Like I said, I’ve always remembered her lessons. As I became an adult myself, I tried to live them. I’ve tried to always have something going on on the side. While it’s sometimes been a struggle, I’ve tried to always have a decent emergency fund. I’ve tried to diversify my baskets so that everything will be okay always.
Recently, I came to the realization that I have a lot of baskets. Like a lot. They’re labeled “Family,” “Work,” “Side-hustle Blogging,” “Health Insurance,” “Car Insurance,” “Professional Development,” “Tutoring,” and so on into oblivion.
I also came to the realization that the eggs aren’t just my money; they’re my time. Here’s my mathematical proof:
Time=Money and Money=Eggs —–> Time=Eggs
I was spreading myself so thin. I was adding more stress to my life in order to feel secure. In order to order the future, I was sacrificing a lot of the beautiful things about the here and now.
I’m not getting rid of any baskets. But I have changed how I manage my eggs. Call it a lesson in time management. Call it a lesson in money management. Call it a convoluted metaphor.
Pick the Necessary Baskets, Then the Ones That Yield the Most Eggs.
There are things that will need to be done whether I’m excited about them or not. The health insurance and car insurance baskets need to be filled, whether I enjoy the time I put into making the money to get the eggs in there or not.
But those baskets are depleted each month and then need to be refilled.
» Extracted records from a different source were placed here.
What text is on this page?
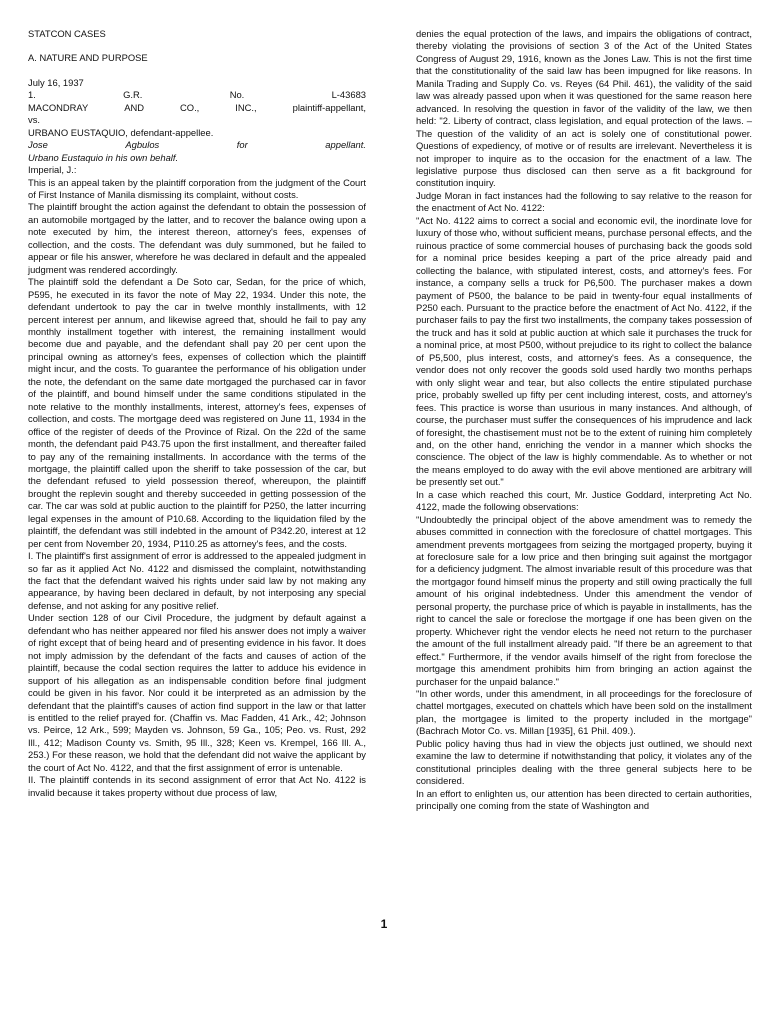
STATCON CASES

A. NATURE AND PURPOSE

July 16, 1937

1.	G.R.	No.	L-43683
MACONDRAY	AND	CO.,	INC.,	plaintiff-appellant,

vs.

URBANO EUSTAQUIO, defendant-appellee.

Jose	Agbulos	for	appellant.

Urbano Eustaquio in his own behalf.

Imperial, J.:

This is an appeal taken by the plaintiff corporation from the judgment of the Court of First Instance of Manila dismissing its complaint, without costs.

The plaintiff brought the action against the defendant to obtain the possession of an automobile mortgaged by the latter, and to recover the balance owing upon a note executed by him, the interest thereon, attorney's fees, expenses of collection, and the costs. The defendant was duly summoned, but he failed to appear or file his answer, wherefore he was declared in default and the appealed judgment was rendered accordingly.

The plaintiff sold the defendant a De Soto car, Sedan, for the price of which, P595, he executed in its favor the note of May 22, 1934. Under this note, the defendant undertook to pay the car in twelve monthly installments, with 12 percent interest per annum, and likewise agreed that, should he fail to pay any monthly installment together with interest, the remaining installment would become due and payable, and the defendant shall pay 20 per cent upon the principal owning as attorney's fees, expenses of collection which the plaintiff might incur, and the costs. To guarantee the performance of his obligation under the note, the defendant on the same date mortgaged the purchased car in favor of the plaintiff, and bound himself under the same conditions stipulated in the note relative to the monthly installments, interest, attorney's fees, expenses of collection, and costs. The mortgage deed was registered on June 11, 1934 in the office of the register of deeds of the Province of Rizal. On the 22d of the same month, the defendant paid P43.75 upon the first installment, and thereafter failed to pay any of the remaining installments. In accordance with the terms of the mortgage, the plaintiff called upon the sheriff to take possession of the car, but the defendant refused to yield possession thereof, whereupon, the plaintiff brought the replevin sought and thereby succeeded in getting possession of the car. The car was sold at public auction to the plaintiff for P250, the latter incurring legal expenses in the amount of P10.68. According to the liquidation filed by the plaintiff, the defendant was still indebted in the amount of P342.20, interest at 12 per cent from November 20, 1934, P110.25 as attorney's fees, and the costs.

I. The plaintiff's first assignment of error is addressed to the appealed judgment in so far as it applied Act No. 4122 and dismissed the complaint, notwithstanding the fact that the defendant waived his rights under said law by not making any appearance, by having been declared in default, by not interposing any special defense, and not asking for any positive relief.

Under section 128 of our Civil Procedure, the judgment by default against a defendant who has neither appeared nor filed his answer does not imply a waiver of right except that of being heard and of presenting evidence in his favor. It does not imply admission by the defendant of the facts and causes of action of the plaintiff, because the codal section requires the latter to adduce his evidence in support of his allegation as an indispensable condition before final judgment could be given in his favor. Nor could it be interpreted as an admission by the defendant that the plaintiff's causes of action find support in the law or that latter is entitled to the relief prayed for. (Chaffin vs. Mac Fadden, 41 Ark., 42; Johnson vs. Peirce, 12 Ark., 599; Mayden vs. Johnson, 59 Ga., 105; Peo. vs. Rust, 292 Ill., 412; Madison County vs. Smith, 95 Ill., 328; Keen vs. Krempel, 166 Ill. A., 253.) For these reason, we hold that the defendant did not waive the applicant by the court of Act No. 4122, and that the first assignment of error is untenable.

II. The plaintiff contends in its second assignment of error that Act No. 4122 is invalid because it takes property without due process of law,

denies the equal protection of the laws, and impairs the obligations of contract, thereby violating the provisions of section 3 of the Act of the United States Congress of August 29, 1916, known as the Jones Law. This is not the first time that the constitutionality of the said law has been impugned for like reasons. In Manila Trading and Supply Co. vs. Reyes (64 Phil. 461), the validity of the said law was already passed upon when it was questioned for the same reason here advanced. In resolving the question in favor of the validity of the law, we then held: "2. Liberty of contract, class legislation, and equal protection of the laws. – The question of the validity of an act is solely one of constitutional power. Questions of expediency, of motive or of results are irrelevant. Nevertheless it is not improper to inquire as to the occasion for the enactment of a law. The legislative purpose thus disclosed can then serve as a fit background for constitution inquiry.

Judge Moran in fact instances had the following to say relative to the reason for the enactment of Act No. 4122:

"Act No. 4122 aims to correct a social and economic evil, the inordinate love for luxury of those who, without sufficient means, purchase personal effects, and the ruinous practice of some commercial houses of purchasing back the goods sold for a nominal price besides keeping a part of the price already paid and collecting the balance, with stipulated interest, costs, and attorney's fees. For instance, a company sells a truck for P6,500. The purchaser makes a down payment of P500, the balance to be paid in twenty-four equal installments of P250 each. Pursuant to the practice before the enactment of Act No. 4122, if the purchaser fails to pay the first two installments, the company takes possession of the truck and has it sold at public auction at which sale it purchases the truck for a nominal price, at most P500, without prejudice to its right to collect the balance of P5,500, plus interest, costs, and attorney's fees. As a consequence, the vendor does not only recover the goods sold used hardly two months perhaps with only slight wear and tear, but also collects the entire stipulated purchase price, probably swelled up fifty per cent including interest, costs, and attorney's fees. This practice is worse than usurious in many instances. And although, of course, the purchaser must suffer the consequences of his imprudence and lack of foresight, the chastisement must not be to the extent of ruining him completely and, on the other hand, enriching the vendor in a manner which shocks the conscience. The object of the law is highly commendable. As to whether or not the means employed to do away with the evil above mentioned are arbitrary will be presently set out."

In a case which reached this court, Mr. Justice Goddard, interpreting Act No. 4122, made the following observations:

"Undoubtedly the principal object of the above amendment was to remedy the abuses committed in connection with the foreclosure of chattel mortgages. This amendment prevents mortgagees from seizing the mortgaged property, buying it at foreclosure sale for a low price and then bringing suit against the mortgagor for a deficiency judgment. The almost invariable result of this procedure was that the mortgagor found himself minus the property and still owing practically the full amount of his original indebtedness. Under this amendment the vendor of personal property, the purchase price of which is payable in installments, has the right to cancel the sale or foreclose the mortgage if one has been given on the property. Whichever right the vendor elects he need not return to the purchaser the amount of the full installment already paid. "If there be an agreement to that effect." Furthermore, if the vendor avails himself of the right from foreclose the mortgage this amendment prohibits him from bringing an action against the purchaser for the unpaid balance."

"In other words, under this amendment, in all proceedings for the foreclosure of chattel mortgages, executed on chattels which have been sold on the installment plan, the mortgagee is limited to the property included in the mortgage" (Bachrach Motor Co. vs. Millan [1935], 61 Phil. 409.).

Public policy having thus had in view the objects just outlined, we should next examine the law to determine if notwithstanding that policy, it violates any of the constitutional principles dealing with the three general subjects here to be considered.

In an effort to enlighten us, our attention has been directed to certain authorities, principally one coming from the state of Washington and

1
So after I meet my necessities, I’m keeping an eye on whether the eggs are disappearing or if they’re creating more eggs on their own. My old, massive cell phone bill? That was definitely a self-depleting basket. So I altered what I was doing.
But when I put eggs (both time and money) into my professional development basket, something amazing starts happening. My “Work” basket starts filling up a little faster each month. I do a better job, have better skills, and have to spend less time processing tasks in my brain. If I keep investing in that professional development basket, I’ll be making more money for the same amount of work.
The same thing goes with blogging. There are so many tasks to get caught up in. But only focusing on the ones that either grow audience, deepen my connection with my audience, or increase income will allow me to get those eggs multiplying faster. So I’m not going to waste as much time on the things that ultimately don’t matter.
But the first basket that needs to be filled, regardless of necessity or spontaneous egg reproduction, is “Family.” And a large part of that is not being stressed out when I am spending time with them. Turning off technology. Turning off all the tabs in my brain. Just enjoying our moments together as they happen. It really doesn’t matter if we live in our own house or rent apartments for the rest of our lives; if I miss those moments with family, not so much out of time-constraints, but out of preoccupation, then none of the other baskets matter. Because in my quest to secure my life, I will have missed life itself.